Leviathan’s Master: The Wreck of the World’s Largest Sailing Ship
David M. Quinn
Review by Carol Buchanan

The leviathan of this short novel is the Thomas W. Lawson, a 7-masted schooner and the largest sailing ship ever built, which went down in a hurricane off Britain’s Scilly Isles on December 13, 1907. Her captain, or master, George W. Dow, and one other crewman survived the wreck. In Leviathan’s Master, David Quinn tells the story in first person from Dow’s perspective as he recuperates from his injuries.

Dow’s voice is clear and engaging, and Dow is a likable character, but Quinn does not appear to have made up his mind whether he is writing a fictionalized biography of Leviathan’s master or telling the story of the shipwreck.

And therein lies the novel’s central problem. Quinn attempts to do both. In my opinion, he succeeds better with the autobiography. When Dow reflects on his own life, I was sympathetic, but when he narrates his recollection of the shipwreck to a London reporter, I was not caught up in it. I should have been, because it was a harrowing experience for Dow. It could have been harrowing for the reader, but by using the device of the interview, the author kept me at a distance from the suffering on board as the ship broke up. For example, Dow says,

“Our voyage was forecasted to take fifteen days or so. It took us twenty-four. I think that second blow [storm] lasted about four days. As I recall, it began on December 1st or 2nd. Before it blew itself out, we were running with bare poles – all but six sails in tatters and those left were well furled. The winds blew us forward at such a rate. I would judge our speed at twelve knots or so – without canvas! Seamen took turns at the wheel for two-hour shifts – such was the mental effort required. They fought valiantly to keep the Lawson before the wind. Our days were like wakeful nightmares. Our nights were nearly sleepless. The sounds that ‘tin can’ made were unlike any I’d ever heard in almost fifty years at sea, in good weather or foul.”

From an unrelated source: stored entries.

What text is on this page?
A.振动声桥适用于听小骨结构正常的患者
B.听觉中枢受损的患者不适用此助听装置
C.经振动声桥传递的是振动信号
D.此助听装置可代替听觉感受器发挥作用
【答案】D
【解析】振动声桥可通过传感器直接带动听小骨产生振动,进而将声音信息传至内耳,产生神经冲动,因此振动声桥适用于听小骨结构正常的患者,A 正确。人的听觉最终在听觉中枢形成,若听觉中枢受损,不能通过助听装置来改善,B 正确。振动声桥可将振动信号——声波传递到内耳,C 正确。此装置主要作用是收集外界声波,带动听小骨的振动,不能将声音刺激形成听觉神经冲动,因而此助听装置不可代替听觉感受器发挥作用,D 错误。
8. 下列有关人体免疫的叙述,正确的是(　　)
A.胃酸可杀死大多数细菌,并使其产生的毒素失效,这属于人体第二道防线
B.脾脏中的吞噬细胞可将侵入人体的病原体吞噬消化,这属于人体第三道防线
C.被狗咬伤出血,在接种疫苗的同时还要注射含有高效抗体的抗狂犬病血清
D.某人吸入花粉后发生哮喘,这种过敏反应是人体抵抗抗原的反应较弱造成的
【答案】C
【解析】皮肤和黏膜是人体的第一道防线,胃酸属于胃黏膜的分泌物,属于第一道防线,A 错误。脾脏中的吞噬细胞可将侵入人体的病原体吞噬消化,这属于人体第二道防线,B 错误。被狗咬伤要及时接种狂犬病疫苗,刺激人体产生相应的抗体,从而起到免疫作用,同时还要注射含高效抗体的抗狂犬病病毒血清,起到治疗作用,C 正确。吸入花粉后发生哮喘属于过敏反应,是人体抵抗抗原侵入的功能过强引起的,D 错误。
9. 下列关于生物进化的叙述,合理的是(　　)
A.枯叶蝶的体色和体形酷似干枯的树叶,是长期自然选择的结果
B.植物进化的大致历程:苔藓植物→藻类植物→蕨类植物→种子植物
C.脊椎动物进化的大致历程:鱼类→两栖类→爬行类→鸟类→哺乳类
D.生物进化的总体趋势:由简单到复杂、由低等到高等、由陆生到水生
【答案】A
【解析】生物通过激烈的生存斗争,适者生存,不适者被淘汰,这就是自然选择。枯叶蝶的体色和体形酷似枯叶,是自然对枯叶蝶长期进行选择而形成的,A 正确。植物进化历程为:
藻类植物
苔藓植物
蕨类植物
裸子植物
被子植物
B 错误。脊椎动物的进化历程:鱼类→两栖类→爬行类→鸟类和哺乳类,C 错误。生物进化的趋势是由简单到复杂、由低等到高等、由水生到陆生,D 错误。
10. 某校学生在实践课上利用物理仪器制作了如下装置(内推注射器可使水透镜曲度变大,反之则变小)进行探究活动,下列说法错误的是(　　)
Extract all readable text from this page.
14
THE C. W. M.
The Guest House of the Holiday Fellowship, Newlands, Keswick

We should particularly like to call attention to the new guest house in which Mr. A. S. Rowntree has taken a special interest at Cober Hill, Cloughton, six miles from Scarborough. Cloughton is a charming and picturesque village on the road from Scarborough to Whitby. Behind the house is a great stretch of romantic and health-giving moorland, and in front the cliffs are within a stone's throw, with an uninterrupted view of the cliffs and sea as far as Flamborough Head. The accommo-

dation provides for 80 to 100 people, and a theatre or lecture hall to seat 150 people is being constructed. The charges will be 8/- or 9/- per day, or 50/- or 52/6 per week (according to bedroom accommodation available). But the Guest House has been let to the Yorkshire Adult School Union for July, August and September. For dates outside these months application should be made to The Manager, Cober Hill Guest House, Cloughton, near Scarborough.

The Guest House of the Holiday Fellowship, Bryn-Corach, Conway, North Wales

The reporter, Francis Dagenham, does not come into the story until the beginning of chapter 4, so the reader must wait until then to read the narrative of the wreck. For all that time, I thought the book was mistakenly titled and the story was about Dow’s recovery.

Throughout the book, Dow’s injuries and his guilt torment him. As master of the ship, in retrospect he made a bad decision. He tells Dagenham how he came to make the disastrous choice to ride out the storm instead of fleeing before it.

The pilot, a local man, came on board to guide the ship to safety. When, Dow says, he asked him what he thought of their current position, he said:

“’I suggest that you make way tonight, as you are nearly surrounded by rocks and ledges. The tide now ebbs away to the west.’

“With the gravest expression I could muster, I told him, ‘Out of the question. My crew and ship are incapable of such a maneuver. The Lawson wears poorly in the best of conditions. Without adequate sails, without open waters, without a more experienced crew – tacking’ [turning around] ‘would be impossible. Our anchors, five tons each, are well set. Surely a tug will arrive by morning!’

“’I mean no disrespect, Captain,’” he said. ‘But your anchors will not hold against these seas.’”

As Dow learned before sunrise, the pilot was right.

Quinn uses an interesting combination of present and past tenses that I haven’t seen in many novels, but he makes it work. Dow’s convalescence and his troubling guilt is written in first person present, but events of his life that occur prior to his recovery, including the wreck, are told in first person past tense. The author handles the tense changes well. At no time was I confused about when the action took place.

In addition, Quinn’s style fits the formal presentations of the era, but used in a present day story, it would sound stilted. For example, Dow tells Dagenham:

“I was about forty or fifty feet above the deck when the ship hit. She rolled progressively over onto her starboard beam. The sound of steel grinding against granite was eerie, like the trumpeting of a charging elephant, I imagine. The ripping hull gave out metallic reports, as steel plates parted from underlying skeletal beams. No. 7 mast, seventeen tons of once impressive solidity, now wavered, snapping the three tons of wire rigging that once held it erect.”

By specifying the weights (“seventeen tons” and “three tons”), the author makes the story sound like a research report. These intrusive details help to keep the reader from feeling the terror of men whose ship screams as the storm tears it apart.

For all its problems, though, Leviathan’s Master is an engaging story of the Captain’s internal struggles, and he emerges as a likable, but tormented, man who made a decision that cost the lives of all but two, including the pilot.